Before you start your walk admire the splendid view over Edrachillis Bay to the mountains far north. Then turn left, east along the road. Walk past the village shop and the pub until you can turn right on a narrow road signed for tearoom. Pass throught a kissing gate and than a gate and stroll down beside the building of the tearoom. At the bottom of the hill go throught two more gates on a lovely green track curving up and round a hill.
Climb on up the track to the crest of the hill which passes a loch and goes on below grassy hillside. After following this walk bear right and walk back to the car park with good views to your right over Loch Drumbeg. The total distance is about 4.5 Miles and please allow 2 / 2.5 hours for it.
The Old Man of Stoer
The Old Man is a fine sea stack 62 meters high, on the west side of the peninsula close in to the cliffs. It was first climbed in 1966. Nowadays it is climbed more frequently and the top is hung with abseil slings.
Walk from the lighthouse walled garden to the left, following the cliffs of the sea on a wide grassy path. After ½ Mile from the Lighthouse a steep-sided gully cuts right across the way. There are several paths down into it and out again but it is quiet eroded.

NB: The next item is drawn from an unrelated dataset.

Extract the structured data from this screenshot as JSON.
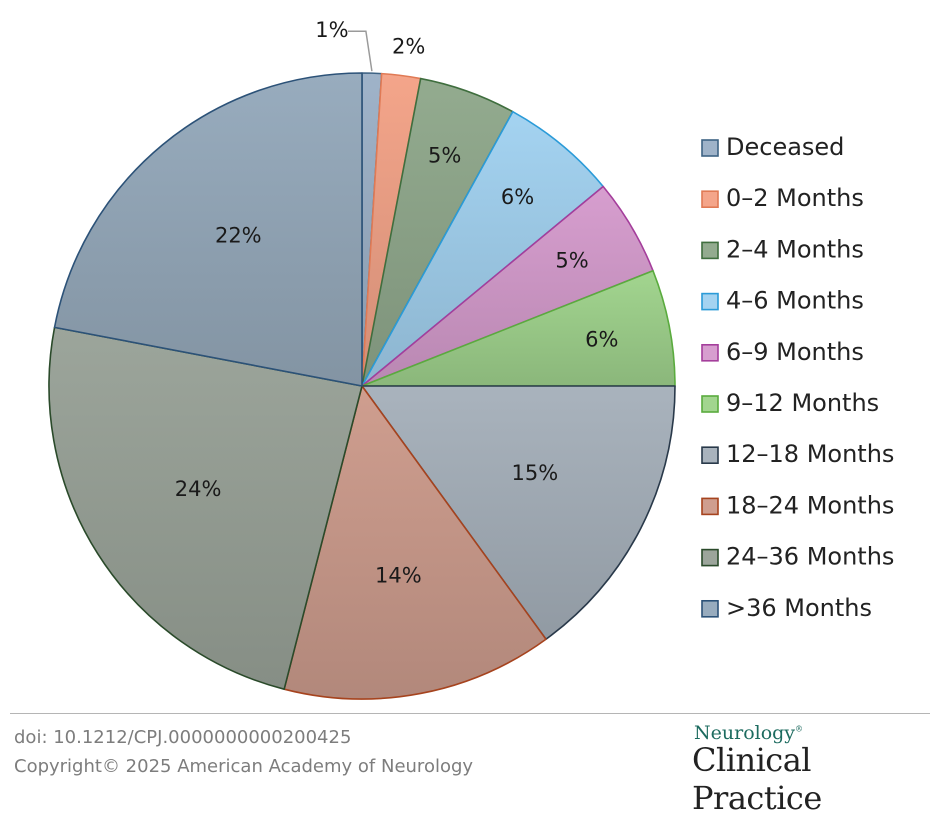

Follow the path along the cliff edges to reach the Old Man of Stoer in about less than an hour. Go further to the Point of Stoer and return the landside path to Sidhaen Mor back to your home.
Achmelvich to Alltanabradhan
Park in the large car park behind the beach of Achmelvich. To get there take the B869 which leaves the A837 one mile north of Lochinver. After 2 Miltes take a minor road on the left signed to Achmelvich and Youth Hostel.
The Alltanabradhan Meal Mill is all that remains of a tiny building which used to grind the flour for the Townships of Achmelvich and Clachtoll. It was of a type called a clack/mill, where the upper millpaddle wheel turned by the fluim, a millrace through the center of the building.
The mill was in use from the 1600 till the late 1800s. You can still see the millrace, and there are several millstones lying on the grounds. On your walk you will see the nice blue beaches. This walks needs around 2 hours with a total distance of 3 Miles.